# Be Thankful For What You Have



## Freshwaterman (May 21, 2004)

COLOSSIANS 3:15 CEV
15 Each one of you is part of the body of Christ, and you were
chosen to live together in peace. So let the peace that comes
from Christ control your thoughts. And be grateful.

If you are reading this, there are literally millions of people
who would trade places with you. They envy you and would be
very grateful to enjoy all that you do.

Usually the more someone has, the less thankful they become.

So how can you overcome ingratitude? Only by changing your
beliefs. As long as you believe you're getting a raw deal, or
less than you deserve, you will never become a thankful person.

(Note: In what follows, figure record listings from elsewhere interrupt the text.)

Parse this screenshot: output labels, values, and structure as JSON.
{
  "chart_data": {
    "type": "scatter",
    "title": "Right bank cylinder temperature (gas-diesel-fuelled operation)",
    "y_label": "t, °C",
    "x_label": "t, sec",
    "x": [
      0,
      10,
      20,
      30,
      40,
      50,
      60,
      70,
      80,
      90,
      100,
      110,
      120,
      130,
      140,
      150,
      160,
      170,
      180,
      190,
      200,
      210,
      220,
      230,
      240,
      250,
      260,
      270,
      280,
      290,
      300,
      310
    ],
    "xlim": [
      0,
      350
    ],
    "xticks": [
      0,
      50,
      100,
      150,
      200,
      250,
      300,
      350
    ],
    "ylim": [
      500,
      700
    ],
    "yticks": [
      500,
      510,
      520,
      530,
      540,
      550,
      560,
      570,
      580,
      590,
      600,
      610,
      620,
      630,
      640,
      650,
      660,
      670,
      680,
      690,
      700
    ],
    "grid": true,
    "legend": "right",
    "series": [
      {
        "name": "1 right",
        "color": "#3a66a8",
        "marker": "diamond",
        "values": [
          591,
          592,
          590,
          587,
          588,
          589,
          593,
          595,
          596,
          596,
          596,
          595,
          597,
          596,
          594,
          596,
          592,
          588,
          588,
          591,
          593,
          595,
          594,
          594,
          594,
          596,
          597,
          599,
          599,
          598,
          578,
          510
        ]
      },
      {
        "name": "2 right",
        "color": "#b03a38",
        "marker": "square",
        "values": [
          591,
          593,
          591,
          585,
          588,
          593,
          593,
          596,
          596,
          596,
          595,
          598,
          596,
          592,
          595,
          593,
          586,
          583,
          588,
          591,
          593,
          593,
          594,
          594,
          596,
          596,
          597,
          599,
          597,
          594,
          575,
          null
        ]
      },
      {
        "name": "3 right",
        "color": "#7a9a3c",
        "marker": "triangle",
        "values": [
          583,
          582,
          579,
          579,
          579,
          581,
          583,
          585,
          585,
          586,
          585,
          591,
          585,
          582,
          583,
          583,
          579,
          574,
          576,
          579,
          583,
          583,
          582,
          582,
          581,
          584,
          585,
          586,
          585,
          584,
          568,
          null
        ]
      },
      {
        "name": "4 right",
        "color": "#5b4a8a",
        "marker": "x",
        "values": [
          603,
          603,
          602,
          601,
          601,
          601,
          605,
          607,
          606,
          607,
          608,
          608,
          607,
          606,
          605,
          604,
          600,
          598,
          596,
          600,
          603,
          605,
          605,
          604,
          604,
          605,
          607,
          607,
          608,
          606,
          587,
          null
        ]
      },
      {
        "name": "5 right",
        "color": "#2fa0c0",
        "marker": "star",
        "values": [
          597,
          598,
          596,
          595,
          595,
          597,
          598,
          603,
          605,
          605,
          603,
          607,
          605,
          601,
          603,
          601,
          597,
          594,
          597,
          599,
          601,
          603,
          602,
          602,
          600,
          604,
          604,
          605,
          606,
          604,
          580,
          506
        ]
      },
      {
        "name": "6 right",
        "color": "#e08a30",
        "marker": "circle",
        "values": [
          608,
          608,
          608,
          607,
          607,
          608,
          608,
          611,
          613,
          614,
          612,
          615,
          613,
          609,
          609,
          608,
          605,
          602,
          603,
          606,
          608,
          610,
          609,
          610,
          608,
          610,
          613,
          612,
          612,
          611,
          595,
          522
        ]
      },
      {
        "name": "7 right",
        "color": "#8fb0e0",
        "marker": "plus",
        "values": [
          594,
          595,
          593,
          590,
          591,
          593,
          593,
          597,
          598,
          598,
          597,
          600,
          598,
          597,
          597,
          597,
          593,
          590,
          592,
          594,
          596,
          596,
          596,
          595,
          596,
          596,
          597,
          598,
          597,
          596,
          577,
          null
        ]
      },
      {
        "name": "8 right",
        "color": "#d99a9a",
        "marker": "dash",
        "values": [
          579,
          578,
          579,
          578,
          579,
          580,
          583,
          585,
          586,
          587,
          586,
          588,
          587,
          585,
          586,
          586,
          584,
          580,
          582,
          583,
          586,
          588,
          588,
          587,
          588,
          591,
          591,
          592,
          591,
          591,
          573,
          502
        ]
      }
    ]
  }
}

An attitude of gratitude is the result of what we focus on.

Remember, you deserved punishment. Instead, God gave you what
He deserved, and EVERYTHING you have -- every breath -- is a
gift. Keep this in focus and you will become a thankful person.

(An extra bonus is that a thankful person is a happy person.)

HEBREWS 13:5 NIV
5 Keep your lives free from the love of money and be content
with what you have, because God has said, "Never will I leave
you; never will I forsake you."

What could be greater? Almighty God promises to always take
care of you! Never will you be forsaken! Never will you be left
facing life all alone! (You may feel forsaken, but it's a lie.)

A rewarding, satisfying, and fulfilling life does not depend on
being rich. Jesus is the one who told us, and He knows.

LUKE 12:15 LB
15 Beware! Don't always be wishing for what you don't have. For
real life and real living are not related to how rich we are."

SAY THIS: I will be thankful.


----------



## luv2fish (Mar 21, 2005)

I am standing on the "Solid Rock" Thank you Lord for keeping my feet there. Thanks for sharing those scriptures. I need it today.


----------



## allicat (May 20, 2004)

great post! there are times we just find ourselves in that "i want, i want" mode. thats when i take a step back and look around, and just appreciate all the blessing God has entrusted to me. 

trudy


----------



## Mrs Backlasher (Dec 19, 2004)

"In EVERYTHING [that means even the bad stuff!] give thanks, for this is the will of God in Christ Jesus concerning you." (I forgot the verse reference. Look it up, it's good practice, LOL.)

I once came across a list of things you can do to make yourself a happier person.

The first item on the list was:

"Cultivate an attitude of gratitude."

Your message for the day is an awesome one!


----------



## bambinosan (Feb 9, 2005)

Very nice message J. Thanks


----------